Elle envoya un regard presque noir à la femme mais se plia à sa demande.
-C'est là que vous faites votre apparition. Vous posez une main sur son épaule, et vous dites "Tu as réussi". Ça s'arrête là, je me réveille juste après.
C'était un peu brusque comme fin, mais elle sembla captiver Grindelwald.
-As-tu vu d'autres éléments, dans ce rêve ?
-Je ne crois pas.
-En es-tu sûre ?
Il insistait sur cette question, comme s'il attendait la pièce manquante du puzzle. Blanche chercha profondément dans son esprit, se représentant la scène mentalement. Elle revit la grande femme blonde, ses larmes, les blessés au sol qui se lamantaient dans des cris inhumains, des arbres noirs puis sur la cime... ah, oui.
-Non, il y a autre chose.
-Quoi donc ?
Il s'était penché, un regard transperçant planté sur elle. Elle inspira un bon coup avant de donner son dernier indice :
-Un corbeau surplombe la scène.
***
Hérodes parcouraient les couloirs de Poudlard avec une crainte présente dans ses yeux écarquillés. Il observait les tableaux le dévisager, ces fantômes passer comme si de rien n'était, errant simplement dans les couloirs. Les lieux étaient immenses et il avait peur de se perdre. Pour l'instant, son père marchait à côté de lui, mais il ne pourrait pas rester longtemps. Cornelius Nott s'arrêta face à une grande statue de phénix qui tourna sur elle-même et leur fit découvrir des escaliers en pierre. Hérodes resta pentant face à cette apparition surprise.

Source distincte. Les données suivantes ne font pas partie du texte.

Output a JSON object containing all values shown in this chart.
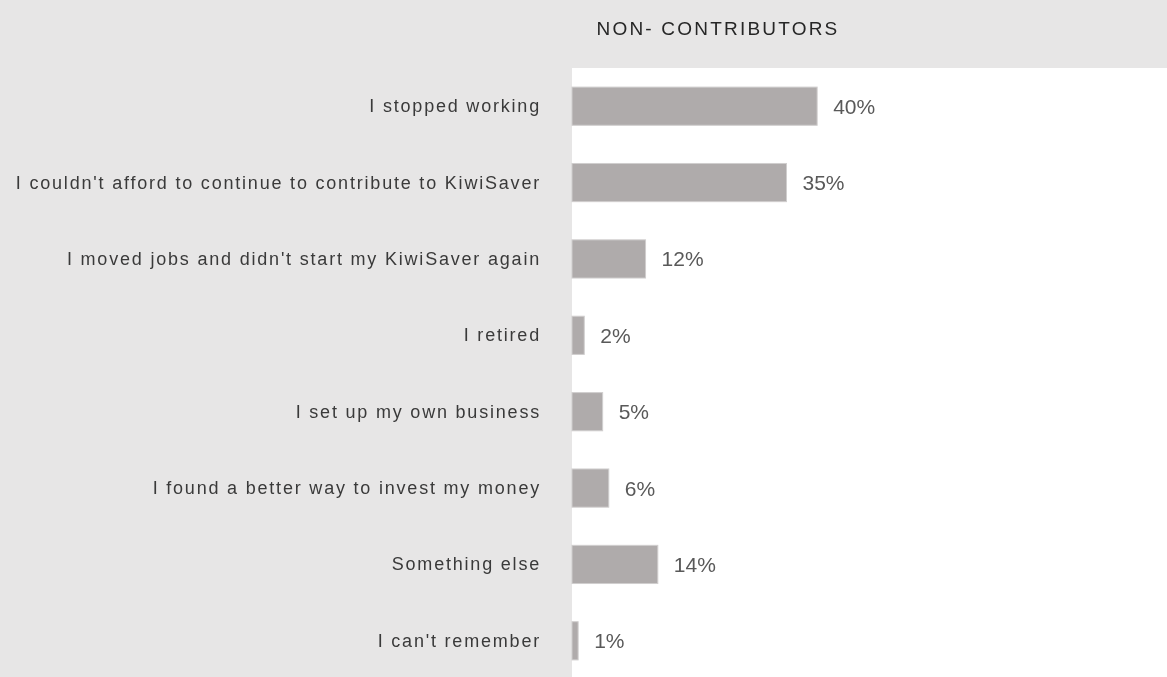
{
  "chart_data": {
    "type": "bar",
    "orientation": "horizontal",
    "title": "NON- CONTRIBUTORS",
    "categories": [
      "I stopped working",
      "I couldn't afford to continue to contribute to KiwiSaver",
      "I moved jobs and didn't start my KiwiSaver again",
      "I retired",
      "I set up my own business",
      "I found a better way to invest my money",
      "Something else",
      "I can't remember"
    ],
    "values": [
      40,
      35,
      12,
      2,
      5,
      6,
      14,
      1
    ],
    "value_labels": [
      "40%",
      "35%",
      "12%",
      "2%",
      "5%",
      "6%",
      "14%",
      "1%"
    ],
    "color": "#afabab"
  }
}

Son père posa une main dans son dos et le poussa doucement. Le jeune garçon monta une à une les marches, admirant en même temps l'or qui revêtissait l'animal. Puis une porte se présenta face à lui, imposante dans son vieux bois. Il activa la poignée timidement.
-Ah ! Vous voilà enfin ! les accueillit une voix masculine.
Un homme d'une cinquantaine d'année, des lunettes aux montures fines posées sur le bout du nez et un costume de velours bleu les firent entrer. Il offrit un magnifique sourire au garçon et serra la main du père.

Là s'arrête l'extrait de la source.